Author: Future Manager Research Center
Communication and sociability are the basis of human life. Who has never had an occasional or “circumstantial” conversation with complete strangers? In today’s world, strongly interconnected, there are frequent opportunities for interaction of this type and are called Small Talk.
In fact, when we talk about Small Talk, we refer to chitchat made lightly on superficial and not too intimate or reserved topics, such as time, hobbies, sports, food and so on.
This communication style has also increasingly crept into the business world, especially between colleagues and business partners. However, due to different cultural heritage, it is not always possible to socialize in the same way, especially the use of this “approach” is not always recommended.
For example, in the United States, to establish a good business relationship and to become familiar with the work team, it is very common to indulge in cheerful chats. However, in Germany it happens the exact opposite: in many cases, relationships must be nurtured over time and it is unlikely that a partner or a colleague will immediately be able to give in to a conversation, superficial or profound, that goes beyond the work context. It can take months, if not years, to develop a trustworthy relationship with a German, but once a bond is established it often turns out to be lasting and even confidential.
In China Small Talk is not particularly well received as well: Chinese people tend to be cautious when it comes to sharing personal information, especially if they have to interface with people they don’t know well or that they consider as rivals. The logic behind this excessive confidentiality is the fear that this kind of information can be used against them, resulting in a strategic disadvantage.
There are cultures such as Japanese, as well as the Chinese one, where the Small Talk moment is mostly relegated to outside the work context: it is quite common for these conversations to take place late at night over a glass of beer or liquor.

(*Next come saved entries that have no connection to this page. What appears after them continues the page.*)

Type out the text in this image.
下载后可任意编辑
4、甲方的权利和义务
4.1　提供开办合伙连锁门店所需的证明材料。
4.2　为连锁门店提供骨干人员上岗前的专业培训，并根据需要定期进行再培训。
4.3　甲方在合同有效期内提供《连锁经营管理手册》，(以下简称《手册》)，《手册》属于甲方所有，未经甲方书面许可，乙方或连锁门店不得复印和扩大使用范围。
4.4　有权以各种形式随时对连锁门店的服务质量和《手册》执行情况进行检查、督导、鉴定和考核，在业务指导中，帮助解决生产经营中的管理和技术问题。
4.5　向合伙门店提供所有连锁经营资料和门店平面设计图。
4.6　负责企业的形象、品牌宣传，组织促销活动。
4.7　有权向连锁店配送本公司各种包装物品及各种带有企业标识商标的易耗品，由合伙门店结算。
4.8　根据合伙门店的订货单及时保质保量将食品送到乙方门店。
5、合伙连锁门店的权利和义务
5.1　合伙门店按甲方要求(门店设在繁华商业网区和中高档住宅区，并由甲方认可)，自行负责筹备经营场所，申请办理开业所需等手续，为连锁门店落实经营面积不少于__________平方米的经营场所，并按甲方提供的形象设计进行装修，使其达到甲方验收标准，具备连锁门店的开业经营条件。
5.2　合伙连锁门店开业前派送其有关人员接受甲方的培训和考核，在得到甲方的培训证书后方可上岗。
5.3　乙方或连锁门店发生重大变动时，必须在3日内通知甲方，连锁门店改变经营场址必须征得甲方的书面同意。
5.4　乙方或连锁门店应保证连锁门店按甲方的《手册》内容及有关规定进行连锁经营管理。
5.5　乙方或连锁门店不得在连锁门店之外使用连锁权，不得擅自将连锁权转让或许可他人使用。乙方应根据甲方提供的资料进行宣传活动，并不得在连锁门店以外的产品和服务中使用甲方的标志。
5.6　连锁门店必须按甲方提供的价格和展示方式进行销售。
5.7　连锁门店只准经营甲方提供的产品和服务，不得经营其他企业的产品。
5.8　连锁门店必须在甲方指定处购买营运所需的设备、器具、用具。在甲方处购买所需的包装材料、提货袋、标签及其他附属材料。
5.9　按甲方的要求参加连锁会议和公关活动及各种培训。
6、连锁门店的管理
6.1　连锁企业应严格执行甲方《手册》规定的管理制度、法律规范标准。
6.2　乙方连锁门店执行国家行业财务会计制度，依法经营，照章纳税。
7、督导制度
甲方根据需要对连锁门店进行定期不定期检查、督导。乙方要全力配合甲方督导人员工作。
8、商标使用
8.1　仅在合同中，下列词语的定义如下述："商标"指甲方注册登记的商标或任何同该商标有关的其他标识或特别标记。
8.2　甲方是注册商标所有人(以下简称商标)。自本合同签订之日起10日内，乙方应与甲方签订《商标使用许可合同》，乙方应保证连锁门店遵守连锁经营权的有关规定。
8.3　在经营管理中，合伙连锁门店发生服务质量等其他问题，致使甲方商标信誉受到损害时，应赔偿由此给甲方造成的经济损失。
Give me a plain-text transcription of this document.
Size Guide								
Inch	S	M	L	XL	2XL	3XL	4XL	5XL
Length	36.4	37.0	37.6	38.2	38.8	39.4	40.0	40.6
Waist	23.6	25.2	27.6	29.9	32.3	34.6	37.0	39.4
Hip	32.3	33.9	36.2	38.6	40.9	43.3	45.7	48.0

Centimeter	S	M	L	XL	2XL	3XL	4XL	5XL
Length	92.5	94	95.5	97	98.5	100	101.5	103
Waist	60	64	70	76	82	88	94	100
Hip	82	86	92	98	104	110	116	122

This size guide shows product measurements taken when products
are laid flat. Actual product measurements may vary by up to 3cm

So, a legitimate question arises: how can you build relationships with customers, colleagues or partners if not with Small Talk? The key is patience, but especially respect. By developing relationships with a long-term perspective and nurturing them step by step, results will come straight away.
Moreover, another way to break through the wall of those cultures that do not adopt the communicative style of the Small Talk, is to make sure to be considered trustworthy and respectful of the values of the work environment in which you are welcomed.
While Small Talk may not be universally appreciated, building relationships still remain an important aspect in the business world. Today’s managers are aware of this, so they adapt their behavior and expectations to build lasting and profitable bonds.